Transcriptomic analysis of hepcidin in Catla catla

Immunologically relevant tissues isolated from the control and infected groups of fishes were processed for isolation of total RNA followed by cDNA synthesis using manufacturer’s protocol. Analysis of hepcidin expression in the tissues of control and infected groups was done using quantitative real-time PCR (qRT-PCR) (CFX96, Bio-Rad, USA). The schematic program used for amplification consisted of 2.5 U of 2X SYBR (iTaq™ Universal SYBR®) Green Supermix (Bio-Rad, USA), 0.25 µM of forward and reverse primer each and 1 µL of template (cDNA). Final volume of 5 µL was made with autoclaved Milli-Q water. The cycling parameter maintained for qRT-PCR was: pre-incubation in 95 °C for 2 min, followed by 45 cycles of denaturation at 95 °C for 15 s, annealing at 57 °C for 30 s and extension at 72 °C for 45 s proceeding with melting curve analysis (Patel et al. 2016; Banerjee et al. 2017). The reaction was carried out with positive control (β-actin gene) to normalize the target gene irrespective of various conditions.

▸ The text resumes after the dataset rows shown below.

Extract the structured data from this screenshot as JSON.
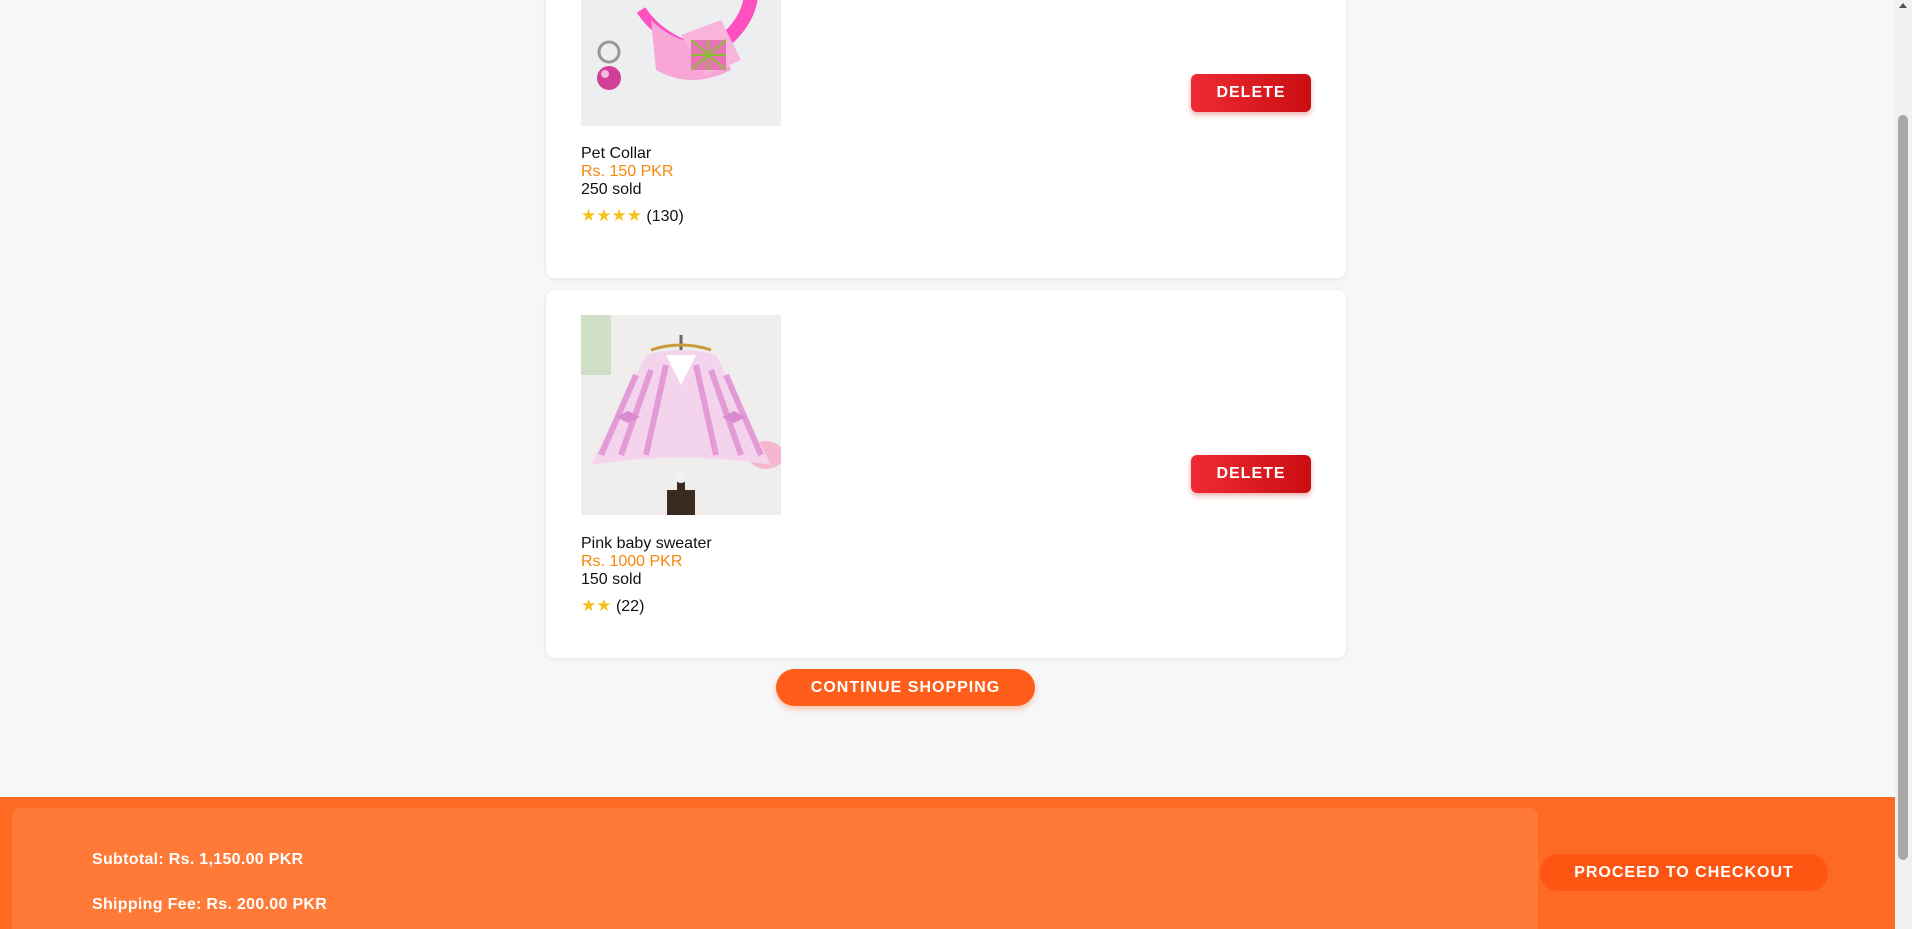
{
  "cart": {
    "items": [
      {
        "name": "Pet Collar",
        "price": "Rs. 150 PKR",
        "sold": "250 sold",
        "stars": "★★★★",
        "reviews": "(130)",
        "rating_stars": 4,
        "delete_label": "DELETE",
        "image": "pink-bow-collar-image"
      },
      {
        "name": "Pink baby sweater",
        "price": "Rs. 1000 PKR",
        "sold": "150 sold",
        "stars": "★★",
        "reviews": "(22)",
        "rating_stars": 2,
        "delete_label": "DELETE",
        "image": "pink-striped-sweater-image"
      }
    ],
    "continue_label": "CONTINUE SHOPPING"
  },
  "summary": {
    "subtotal": "Subtotal: Rs. 1,150.00 PKR",
    "shipping": "Shipping Fee: Rs. 200.00 PKR",
    "checkout_label": "PROCEED TO CHECKOUT"
  },
  "colors": {
    "accent": "#ff6a22",
    "delete": "#e11a22",
    "price": "#f5870a",
    "star": "#f6c21a"
  }
}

The relative expression of Cchepcidin transcriptome was determined using Ct values of the samples deducted from the Ct value of housekeeping gene providing the δCt value. Further, δCt of the sample was subtracted from the δCt of the calibrator (control samples) to obtain the δδCt. Finally, fold change was acquired by calculating 2−δδCt (Pfaffl 2001).

Statistical analysis

Fold change of the respective samples from qRT-PCR experiments was analyzed statistically in GraphPad Prism software (version 5.01). One-way ANOVA was used to determine the basal expression of hepcidin in C. catla. The significant differences in the mean expression levels were determined by two-way ANOVA between the infected group at various time points and across the seven immunologically relevant tissues. P ≤ 0.05 was considered as statistically significant.

Result and discussion

cDNA identification and phylogenetic relationship of C. catla hepcidin (Cchepcidin)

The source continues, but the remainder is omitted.